Life

Explaining Thigh Gap to My Mother

by Emma Cueto

Recently, in my quest to be healthy without succumbing to body image issues or falling into the trap of unrealistic beauty standards, I found myself at the gym with my mother. Not our usual routine, but whatever. As we’re changing in the health club locker room, she looks into her bag and complains that she’s brought the wrong pair of workout pants. “I hate these,” she says, pulling them on anyway. “Here, can you tell that they’re basically just leggings?”

I looked. And started laughing. “Oh my God, Mom,” I said. “You have a thigh gap.”

“A what?” she asked, incredulous. Which of course only made me laugh harder.

My mother is thin — way thinner than I will ever be since I take after my Dad’s side of the family. But despite being one of those people who is just naturally skinny, one of those people Lululemon apparently likes, my mom still struggled a lot with body image and her relationship to food for a long, long time. She did everything she could to avoid passing these issues on to my sister and me, with a surprising degree of success considering the messages teenage girls are constantly bombarded with today.

But despite my mother’s history of unrealistic body standards, she had never even heard of a thigh gap — something I found highly telling. Why is thigh gap something we suddenly want now? How can this thing be an ideal if only a generation ago, no one had even heard of it? Thigh gap doesn’t actually accomplish anything, after all, except maybe making life easier for your jeans. And yet girls are starving themselves trying to achieve one. And all for something somebody clearly just made up. It makes no sense.

Which, incidentally, is what my mother thought when I tried to explain the concept.

“No seriously, what is it?”

“It’s…” How did you even describe it, I wondered. I’d never had to. I just instinctively knew what it was, which is also pretty telling. “It’s this thing that girls want now, where your thighs don’t touch,” I tried lamely.

“Why does that matter?”

“It doesn’t, it’s just a thing.”

“And I have it?” She seemed alarmed.

“Yes, you do. Just look.”

She looked. “Oh but that’s ridiculous,” she said. “I’m standing with my feet apart.” She put her feet together. “There, see? No more thigh gap.”

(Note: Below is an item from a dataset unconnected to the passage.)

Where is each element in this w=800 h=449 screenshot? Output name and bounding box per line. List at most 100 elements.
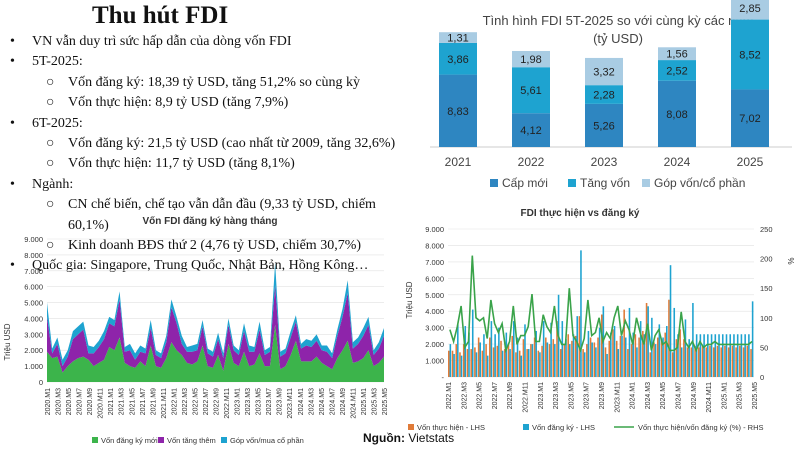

“No,” I protested, sensing that this was getting away from me. “It’s not — obviously if your feet are together it isn’t there. It’s when you’re standing with your feet apart.”

“But then doesn’t everyone have a thigh gap?” she wanted to know. “If you stand with your feet like this" — she spread her feet a good three feet apart — "then wouldn’t you always have a thigh gap?”

“That doesn’t count,” I tried to explain. Although it was a very good point, I had to admit. How did you calculate how far apart your feet would have to be? “Shoulder width,” I decided on-the-go. That was usually a good rule of thumb, yes? “If your feet are shoulder width apart. There, like that,” I said as she adjusted her stance. “You see how your legs aren’t touching.”

“Well that’s just because that’s how I’m built,” she said sounding even more confused.

“I know,” I said, trying not to laugh. “And most people aren’t. Here, come over here.” I pulled her over to a mirror, and we stood, both with our feet shoulder distance apart. My thighs clearly touched for a good four inches or so. My mother’s came close — I suspect she was trying to inch her feet closer together — but did not.

“See,” I said. “Yours don’t touch and mine are always going to. It’s just body types.”

“Hmmm,” she observed. “Try leaning forward a little. Yeah, no, I guess you’re right.”

“Thank you,” I said.

“And girls nowadays want this?” she asked, very skeptical.

“Some girls,” I told her. “Not me,” I added. I didn’t think she worried about me anymore, but I like to be safe.

“But you just said it’s all about body types,” she protested. “That some people are built with ‘thigh gaps’" — she pronounced the phrase like some obscure particle of physics she wasn’t sure was actually real – “and some people aren’t.”

“Exactly,” I said, happy that she seemed to have grasped the concept at last.

But then she wanted to know: “So why is this even a thing? Why does it matter?”

I changed the subject. I still don’t have a decent answer for her. I suspect there isn’t one.